Even the President is not immune. In an interview with Brokaw, Bush tried to distance himself from Enron: "My Justice Department is going to lead a full investigation. Some say you should have done something. I don't know what they mean about that."

Well, perhaps they mean that the Bush Administration should not have cozied up to the bamboozlers of Enron -- a move that could have emboldened Lay and his partners-in-sleaze. ("With our friends running the government, now's the time!") In April, during the California energy crisis, Cheney met with Lay, Bush's largest campaign contributor, and listened to him make the case against price caps. The following day, Cheney telephoned The Los Angeles Times to speak out against caps. Certainly, corporate-friendly minds think alike, but Lay could have been forgiven had he believed his White House string-pulling netted results.

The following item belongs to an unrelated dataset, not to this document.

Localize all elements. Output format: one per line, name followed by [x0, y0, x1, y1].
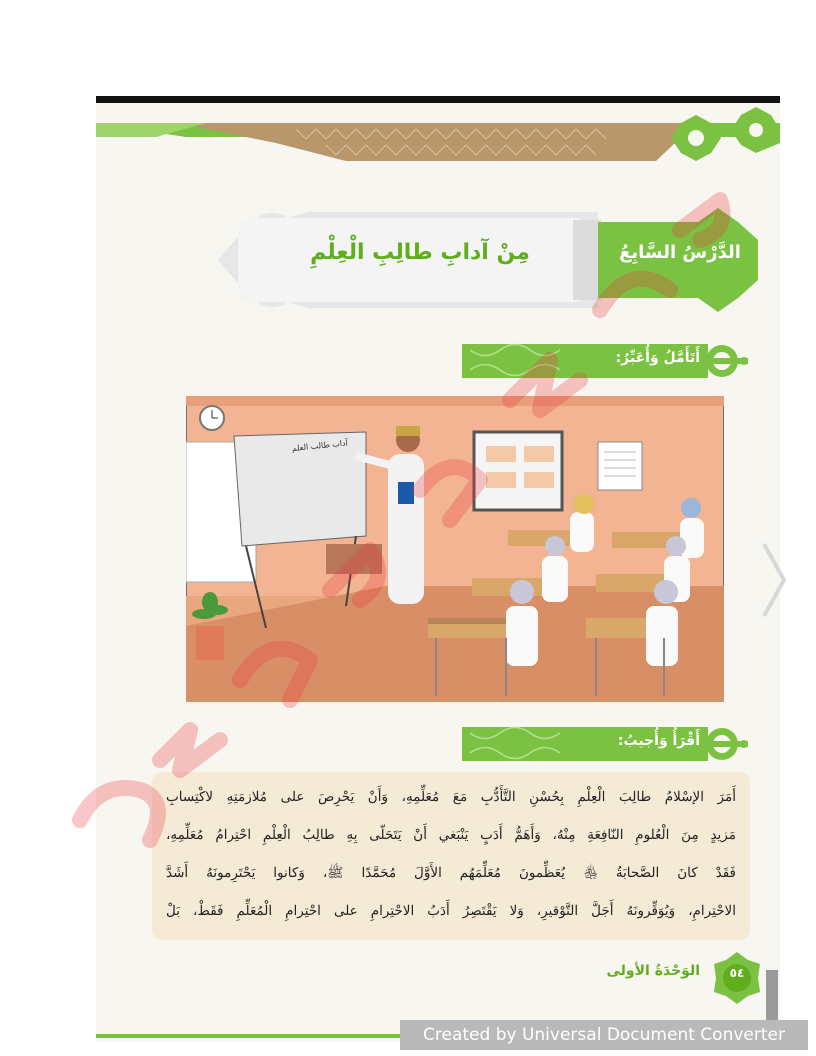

And when it came time to appoint commissioners to the Federal Energy Regulatory Commission, Bush happened to select people backed by Lay and happened to replace a chairman opposed by Lay. Curtis Hebert Jr, the FERC chairman, told The New York Times that Lay had offered him a deal: agree with Enron's view on electricity deregulation and the firm would support him. (Lay, not surprisingly, recalls the conversation differently.) Hebert says he turned Lay down, and several months later he was no longer chairman. (Note to congressional investigators: look here.)

It may be true there was not much the Bush Administration could have done to save Enron -- not that it deserved saving -- or protect the employees and investors. But it warmly embraced Lay's policy and personnel recommendations -- conduct which, if not illegal, still warrants scrutiny. By doing so, the Bush White House provided Lay and Enron plenty of reason to believe that they were special, that they had influence. A mother-in-law dropping eight thou does not inoculate Bush. He should expect to face further bouts of enronitis. The question is whether this condition is temporary or chronic.

David Corn is the Washington editor of The Nation.